Suite et pas fin de Mike le vilain drogué. L’intrigue est d’une lourdeur pas possible, du mauvais drama sans intérêt, Susan ne pouvant pas vivre totalement heureuse jusqu’à la fin de ses jours. Heureusement quelques éléments légers viennent se greffer à l’intrigue. Tout d’abord Susan invitant naïvement le dealer de drogue de Mike sortir avec Julie. Mais surtout j’ai adoré le petit jeu entre mecs concernant leurs petits secrets respectifs. Mike aimerait une prescription médicale de la part d’Adam et lui force un peu la main car il a vu ce qu’il ne devait pas voir comme le retour d’une ex maîtresse de Chicago. Du coup c’est au tour d’Adam de faire chanter Orson à propos de son silence concernant le bébé de Danielle. J’ai adoré ces petites scènes surtout que cela fait ressortir une vieille histoire de chien écrasé.

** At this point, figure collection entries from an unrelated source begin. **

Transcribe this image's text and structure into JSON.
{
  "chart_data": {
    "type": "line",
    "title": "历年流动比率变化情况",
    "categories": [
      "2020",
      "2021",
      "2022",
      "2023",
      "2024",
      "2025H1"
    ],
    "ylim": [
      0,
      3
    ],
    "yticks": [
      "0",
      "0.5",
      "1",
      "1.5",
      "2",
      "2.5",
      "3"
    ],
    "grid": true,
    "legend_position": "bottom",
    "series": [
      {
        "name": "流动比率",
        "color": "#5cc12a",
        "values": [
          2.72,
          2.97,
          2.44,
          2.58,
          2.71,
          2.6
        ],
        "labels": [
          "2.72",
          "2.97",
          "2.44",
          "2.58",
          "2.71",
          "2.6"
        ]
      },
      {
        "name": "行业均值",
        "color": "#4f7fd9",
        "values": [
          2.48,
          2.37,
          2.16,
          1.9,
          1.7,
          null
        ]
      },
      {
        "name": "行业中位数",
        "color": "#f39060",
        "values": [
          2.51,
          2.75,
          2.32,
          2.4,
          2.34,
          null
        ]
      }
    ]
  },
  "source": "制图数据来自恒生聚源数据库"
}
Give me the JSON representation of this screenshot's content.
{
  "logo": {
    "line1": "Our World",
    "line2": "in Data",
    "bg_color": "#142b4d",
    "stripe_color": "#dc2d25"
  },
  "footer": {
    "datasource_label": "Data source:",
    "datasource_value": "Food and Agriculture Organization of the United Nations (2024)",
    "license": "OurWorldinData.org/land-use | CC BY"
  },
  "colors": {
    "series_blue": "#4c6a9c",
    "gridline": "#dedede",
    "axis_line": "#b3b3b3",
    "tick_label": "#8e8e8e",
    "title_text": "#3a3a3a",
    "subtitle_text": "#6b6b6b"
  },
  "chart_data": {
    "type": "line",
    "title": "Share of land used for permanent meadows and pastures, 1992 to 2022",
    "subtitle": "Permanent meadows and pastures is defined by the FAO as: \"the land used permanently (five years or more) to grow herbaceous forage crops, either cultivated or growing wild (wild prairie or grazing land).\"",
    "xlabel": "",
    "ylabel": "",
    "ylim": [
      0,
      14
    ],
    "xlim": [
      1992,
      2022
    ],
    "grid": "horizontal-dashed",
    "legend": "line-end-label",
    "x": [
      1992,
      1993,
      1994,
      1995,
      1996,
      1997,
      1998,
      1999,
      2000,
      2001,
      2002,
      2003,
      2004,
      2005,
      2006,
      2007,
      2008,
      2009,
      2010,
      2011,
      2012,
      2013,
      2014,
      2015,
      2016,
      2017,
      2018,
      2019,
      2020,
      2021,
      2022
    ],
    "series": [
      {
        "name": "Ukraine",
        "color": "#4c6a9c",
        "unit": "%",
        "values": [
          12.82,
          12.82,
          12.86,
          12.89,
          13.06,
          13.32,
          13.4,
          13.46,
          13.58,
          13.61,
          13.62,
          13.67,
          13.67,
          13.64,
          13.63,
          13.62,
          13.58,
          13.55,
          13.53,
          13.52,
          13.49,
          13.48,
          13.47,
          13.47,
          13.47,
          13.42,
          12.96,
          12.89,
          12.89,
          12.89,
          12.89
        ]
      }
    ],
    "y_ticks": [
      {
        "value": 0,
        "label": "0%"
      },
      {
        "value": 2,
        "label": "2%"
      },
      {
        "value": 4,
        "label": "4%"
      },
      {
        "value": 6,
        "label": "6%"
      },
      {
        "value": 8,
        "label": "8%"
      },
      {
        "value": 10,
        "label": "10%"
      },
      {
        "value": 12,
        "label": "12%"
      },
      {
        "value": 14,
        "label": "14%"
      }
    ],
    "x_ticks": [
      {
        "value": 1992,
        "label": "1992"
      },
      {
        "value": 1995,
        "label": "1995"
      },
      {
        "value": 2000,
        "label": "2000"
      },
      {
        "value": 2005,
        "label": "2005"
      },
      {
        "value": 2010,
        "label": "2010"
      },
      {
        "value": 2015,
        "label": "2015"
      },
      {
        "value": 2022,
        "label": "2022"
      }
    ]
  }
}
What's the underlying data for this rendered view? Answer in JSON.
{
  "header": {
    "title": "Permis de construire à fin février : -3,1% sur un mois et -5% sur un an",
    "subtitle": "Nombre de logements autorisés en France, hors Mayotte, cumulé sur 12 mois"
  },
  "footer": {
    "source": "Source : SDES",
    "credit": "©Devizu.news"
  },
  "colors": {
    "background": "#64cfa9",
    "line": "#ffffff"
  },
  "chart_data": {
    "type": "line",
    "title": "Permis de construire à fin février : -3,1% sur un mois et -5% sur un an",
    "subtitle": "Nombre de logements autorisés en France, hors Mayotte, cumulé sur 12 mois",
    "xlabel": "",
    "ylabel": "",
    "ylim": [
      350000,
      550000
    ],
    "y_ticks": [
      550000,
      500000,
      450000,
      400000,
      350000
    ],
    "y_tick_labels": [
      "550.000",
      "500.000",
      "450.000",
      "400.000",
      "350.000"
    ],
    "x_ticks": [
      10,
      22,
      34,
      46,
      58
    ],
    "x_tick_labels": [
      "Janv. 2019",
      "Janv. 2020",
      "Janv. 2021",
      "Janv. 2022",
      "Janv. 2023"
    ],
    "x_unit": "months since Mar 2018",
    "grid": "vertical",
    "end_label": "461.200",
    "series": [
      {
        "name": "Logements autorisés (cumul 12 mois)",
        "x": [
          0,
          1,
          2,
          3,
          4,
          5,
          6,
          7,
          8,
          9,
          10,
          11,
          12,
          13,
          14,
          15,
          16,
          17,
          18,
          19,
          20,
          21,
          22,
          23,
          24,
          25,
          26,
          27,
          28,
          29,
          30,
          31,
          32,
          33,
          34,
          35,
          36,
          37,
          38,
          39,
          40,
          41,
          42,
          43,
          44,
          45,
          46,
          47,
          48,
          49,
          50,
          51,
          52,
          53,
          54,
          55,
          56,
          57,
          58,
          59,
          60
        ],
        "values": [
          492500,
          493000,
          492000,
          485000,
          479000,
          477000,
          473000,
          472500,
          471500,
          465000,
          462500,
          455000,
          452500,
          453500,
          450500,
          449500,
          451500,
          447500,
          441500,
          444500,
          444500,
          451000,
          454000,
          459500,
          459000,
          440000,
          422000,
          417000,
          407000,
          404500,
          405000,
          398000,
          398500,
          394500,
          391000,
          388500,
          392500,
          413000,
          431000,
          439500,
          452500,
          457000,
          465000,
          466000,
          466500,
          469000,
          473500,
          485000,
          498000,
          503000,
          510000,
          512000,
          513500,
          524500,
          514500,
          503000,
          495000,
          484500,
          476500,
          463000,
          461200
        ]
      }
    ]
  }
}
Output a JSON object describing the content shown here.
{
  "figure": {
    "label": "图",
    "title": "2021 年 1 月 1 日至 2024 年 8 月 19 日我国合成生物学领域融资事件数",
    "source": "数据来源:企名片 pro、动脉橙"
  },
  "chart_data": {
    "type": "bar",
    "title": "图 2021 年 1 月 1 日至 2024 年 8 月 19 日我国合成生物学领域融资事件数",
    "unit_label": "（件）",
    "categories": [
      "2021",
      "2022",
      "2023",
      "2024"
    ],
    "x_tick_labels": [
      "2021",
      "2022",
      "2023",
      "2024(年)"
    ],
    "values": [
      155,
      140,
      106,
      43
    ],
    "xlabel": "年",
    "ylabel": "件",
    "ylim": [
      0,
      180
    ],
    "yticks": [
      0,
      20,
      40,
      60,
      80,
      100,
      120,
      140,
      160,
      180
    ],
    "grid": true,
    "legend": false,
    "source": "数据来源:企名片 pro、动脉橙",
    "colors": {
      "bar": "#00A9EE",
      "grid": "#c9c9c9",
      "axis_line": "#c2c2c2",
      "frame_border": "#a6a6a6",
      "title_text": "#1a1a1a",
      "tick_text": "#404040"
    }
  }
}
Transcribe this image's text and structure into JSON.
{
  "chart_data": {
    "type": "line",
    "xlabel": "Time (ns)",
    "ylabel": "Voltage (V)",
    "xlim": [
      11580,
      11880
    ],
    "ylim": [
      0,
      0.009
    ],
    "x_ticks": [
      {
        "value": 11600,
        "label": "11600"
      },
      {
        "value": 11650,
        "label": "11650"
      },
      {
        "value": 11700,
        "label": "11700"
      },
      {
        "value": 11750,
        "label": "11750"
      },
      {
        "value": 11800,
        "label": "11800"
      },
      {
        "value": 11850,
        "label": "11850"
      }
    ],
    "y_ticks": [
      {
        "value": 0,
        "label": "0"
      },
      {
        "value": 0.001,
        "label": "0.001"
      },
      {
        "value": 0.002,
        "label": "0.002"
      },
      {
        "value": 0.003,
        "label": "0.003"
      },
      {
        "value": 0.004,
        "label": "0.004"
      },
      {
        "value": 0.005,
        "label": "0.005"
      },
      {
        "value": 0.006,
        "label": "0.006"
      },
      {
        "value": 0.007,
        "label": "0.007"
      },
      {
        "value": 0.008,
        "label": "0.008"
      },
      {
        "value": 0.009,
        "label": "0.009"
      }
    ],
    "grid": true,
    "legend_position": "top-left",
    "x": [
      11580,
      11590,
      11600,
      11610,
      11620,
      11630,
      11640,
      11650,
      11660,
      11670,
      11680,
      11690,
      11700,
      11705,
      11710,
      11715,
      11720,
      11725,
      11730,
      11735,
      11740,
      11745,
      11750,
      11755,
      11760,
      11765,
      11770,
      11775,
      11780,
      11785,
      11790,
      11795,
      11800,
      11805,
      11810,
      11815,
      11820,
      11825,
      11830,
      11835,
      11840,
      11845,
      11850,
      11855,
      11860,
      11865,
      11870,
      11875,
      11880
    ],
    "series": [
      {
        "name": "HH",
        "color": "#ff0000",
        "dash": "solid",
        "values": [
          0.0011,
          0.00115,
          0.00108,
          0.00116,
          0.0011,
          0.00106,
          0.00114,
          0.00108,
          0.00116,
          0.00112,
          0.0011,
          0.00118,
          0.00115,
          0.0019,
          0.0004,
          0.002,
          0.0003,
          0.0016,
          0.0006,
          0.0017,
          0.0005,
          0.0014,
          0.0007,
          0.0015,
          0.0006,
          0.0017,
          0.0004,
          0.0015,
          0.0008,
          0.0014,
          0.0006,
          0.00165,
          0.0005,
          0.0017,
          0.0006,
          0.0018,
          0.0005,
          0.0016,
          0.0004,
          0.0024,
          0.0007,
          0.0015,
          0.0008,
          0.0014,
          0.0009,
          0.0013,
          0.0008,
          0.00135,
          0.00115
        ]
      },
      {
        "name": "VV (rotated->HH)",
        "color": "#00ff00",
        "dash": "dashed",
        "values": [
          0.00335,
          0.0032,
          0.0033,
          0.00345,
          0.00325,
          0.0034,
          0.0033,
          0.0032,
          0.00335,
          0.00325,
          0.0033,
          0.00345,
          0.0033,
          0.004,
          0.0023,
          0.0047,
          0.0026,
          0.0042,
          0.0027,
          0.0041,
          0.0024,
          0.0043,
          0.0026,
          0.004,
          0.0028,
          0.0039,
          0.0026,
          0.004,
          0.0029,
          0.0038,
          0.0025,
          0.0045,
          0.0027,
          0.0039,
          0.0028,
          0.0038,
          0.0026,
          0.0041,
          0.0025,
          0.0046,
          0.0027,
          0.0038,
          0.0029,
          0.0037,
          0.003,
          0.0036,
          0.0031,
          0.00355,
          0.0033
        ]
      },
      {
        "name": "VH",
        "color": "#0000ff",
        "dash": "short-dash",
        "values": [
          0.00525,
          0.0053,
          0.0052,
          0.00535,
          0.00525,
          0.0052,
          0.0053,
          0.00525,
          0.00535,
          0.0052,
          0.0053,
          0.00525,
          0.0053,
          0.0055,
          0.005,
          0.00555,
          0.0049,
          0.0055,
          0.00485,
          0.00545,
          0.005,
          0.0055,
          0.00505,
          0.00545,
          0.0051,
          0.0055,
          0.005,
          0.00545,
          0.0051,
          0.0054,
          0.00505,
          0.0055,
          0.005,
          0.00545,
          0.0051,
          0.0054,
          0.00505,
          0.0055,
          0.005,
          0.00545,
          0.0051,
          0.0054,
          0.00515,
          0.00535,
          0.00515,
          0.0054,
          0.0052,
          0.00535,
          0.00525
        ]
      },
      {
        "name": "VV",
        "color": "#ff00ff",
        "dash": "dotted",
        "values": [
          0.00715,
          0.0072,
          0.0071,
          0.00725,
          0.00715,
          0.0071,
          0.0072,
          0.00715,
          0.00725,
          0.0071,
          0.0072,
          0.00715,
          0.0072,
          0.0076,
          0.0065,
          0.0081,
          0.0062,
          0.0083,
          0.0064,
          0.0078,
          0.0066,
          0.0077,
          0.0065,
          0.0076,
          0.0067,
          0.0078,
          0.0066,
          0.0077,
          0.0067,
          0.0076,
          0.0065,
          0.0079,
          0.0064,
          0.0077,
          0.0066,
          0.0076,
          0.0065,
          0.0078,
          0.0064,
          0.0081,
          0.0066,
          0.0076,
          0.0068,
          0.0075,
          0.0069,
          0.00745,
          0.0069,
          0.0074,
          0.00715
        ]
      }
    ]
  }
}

Conclusion : Le verdict est simple, nous avons un très bon épisode et la suite s’annonce pas mal non plus car chacun avance petit à petit ses pions. Victor prépare sa vengeance, les mensonges de Bree et de Mike ne tiennent qu’à un fil, Lynette guéri petit à petit et je prédis qu’elle n’aura plus de foulard dès l’épisode prochain. Reste à savoir si ce sera stop ou encore pour cette excellente saison 4, la grève des scénaristes en décidera.